Thermo Fisher Scientific
“When we take a step back and we look at it in these terms, how the incubator performs matters to the ultimate success of the therapy because it determines how the cells grow,” concludes Bates. “For example, at Thermo Fisher Scientific, 100% of our CO2 incubators undergo end-of-line testing, where all the functions are tested. We run the sterilization, check the temperature control with external probes and other measures before it’s shipped to you. That's all available with end-of-line documentation and factory acceptance test documentation.”
High standards in manufacturing
Equipment performance goes beyond the internal workings and encompasses the whole of the equipment, inside and out. Bates elaborates, “As somebody who's producing cell therapies, you also want to know that the materials used to construct the incubator are high quality.

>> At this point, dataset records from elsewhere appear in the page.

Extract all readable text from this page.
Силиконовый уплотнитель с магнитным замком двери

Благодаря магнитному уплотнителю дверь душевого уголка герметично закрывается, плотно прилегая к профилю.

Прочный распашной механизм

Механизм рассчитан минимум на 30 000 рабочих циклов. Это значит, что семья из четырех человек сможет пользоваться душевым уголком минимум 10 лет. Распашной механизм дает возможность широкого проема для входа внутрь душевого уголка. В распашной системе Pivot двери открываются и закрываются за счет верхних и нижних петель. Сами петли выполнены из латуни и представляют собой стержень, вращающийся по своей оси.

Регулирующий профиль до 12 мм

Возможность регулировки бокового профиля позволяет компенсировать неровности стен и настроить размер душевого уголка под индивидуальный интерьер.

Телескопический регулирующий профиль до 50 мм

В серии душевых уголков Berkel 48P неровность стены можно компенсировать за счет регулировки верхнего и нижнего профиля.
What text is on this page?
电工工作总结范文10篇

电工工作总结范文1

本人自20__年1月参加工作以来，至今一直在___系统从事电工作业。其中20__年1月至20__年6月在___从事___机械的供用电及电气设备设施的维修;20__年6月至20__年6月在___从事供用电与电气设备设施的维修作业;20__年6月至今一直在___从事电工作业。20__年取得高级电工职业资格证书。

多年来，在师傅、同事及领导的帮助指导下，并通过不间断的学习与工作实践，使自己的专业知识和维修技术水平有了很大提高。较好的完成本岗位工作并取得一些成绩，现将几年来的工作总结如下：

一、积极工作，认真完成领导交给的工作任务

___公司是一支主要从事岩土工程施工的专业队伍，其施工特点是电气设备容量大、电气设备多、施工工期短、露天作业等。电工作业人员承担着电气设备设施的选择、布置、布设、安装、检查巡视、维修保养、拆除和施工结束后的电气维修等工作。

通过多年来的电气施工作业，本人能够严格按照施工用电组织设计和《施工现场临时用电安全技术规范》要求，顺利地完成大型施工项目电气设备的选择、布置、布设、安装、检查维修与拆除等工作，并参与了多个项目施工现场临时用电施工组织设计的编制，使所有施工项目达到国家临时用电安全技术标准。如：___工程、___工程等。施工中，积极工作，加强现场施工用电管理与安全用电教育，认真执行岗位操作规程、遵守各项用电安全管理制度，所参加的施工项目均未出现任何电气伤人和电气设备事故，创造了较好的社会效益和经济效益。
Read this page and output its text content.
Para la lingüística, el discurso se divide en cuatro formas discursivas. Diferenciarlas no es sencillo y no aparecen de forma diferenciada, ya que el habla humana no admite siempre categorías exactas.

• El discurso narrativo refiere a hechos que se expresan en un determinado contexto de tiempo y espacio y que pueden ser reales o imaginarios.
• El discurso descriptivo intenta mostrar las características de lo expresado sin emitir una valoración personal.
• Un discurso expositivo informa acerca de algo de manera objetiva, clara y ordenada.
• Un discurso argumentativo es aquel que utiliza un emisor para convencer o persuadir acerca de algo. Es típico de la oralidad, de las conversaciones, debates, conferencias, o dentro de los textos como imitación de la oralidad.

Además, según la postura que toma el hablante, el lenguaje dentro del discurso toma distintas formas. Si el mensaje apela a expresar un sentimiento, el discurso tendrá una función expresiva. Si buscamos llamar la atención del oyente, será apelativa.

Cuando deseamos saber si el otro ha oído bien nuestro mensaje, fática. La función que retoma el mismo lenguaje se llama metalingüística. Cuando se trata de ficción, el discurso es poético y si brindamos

Because you're constantly disinfecting things, some chemical disinfectants can corrode stainless steel and glass over time. Lower quality stainless steel, for example, could degrade, which can cause microscopic particulates to circulate in the production facility, and if those were to enter the cell culture, could put patients at risk.
“Thermo Fisher Scientific take this very seriously. There's a lot of pride for us that goes into our work. It’s important to us that our laboratory equipment includes such complete documentation, because we understand how critical it is to the end result, which could be a treatment to improve someone’s health or even save a life.”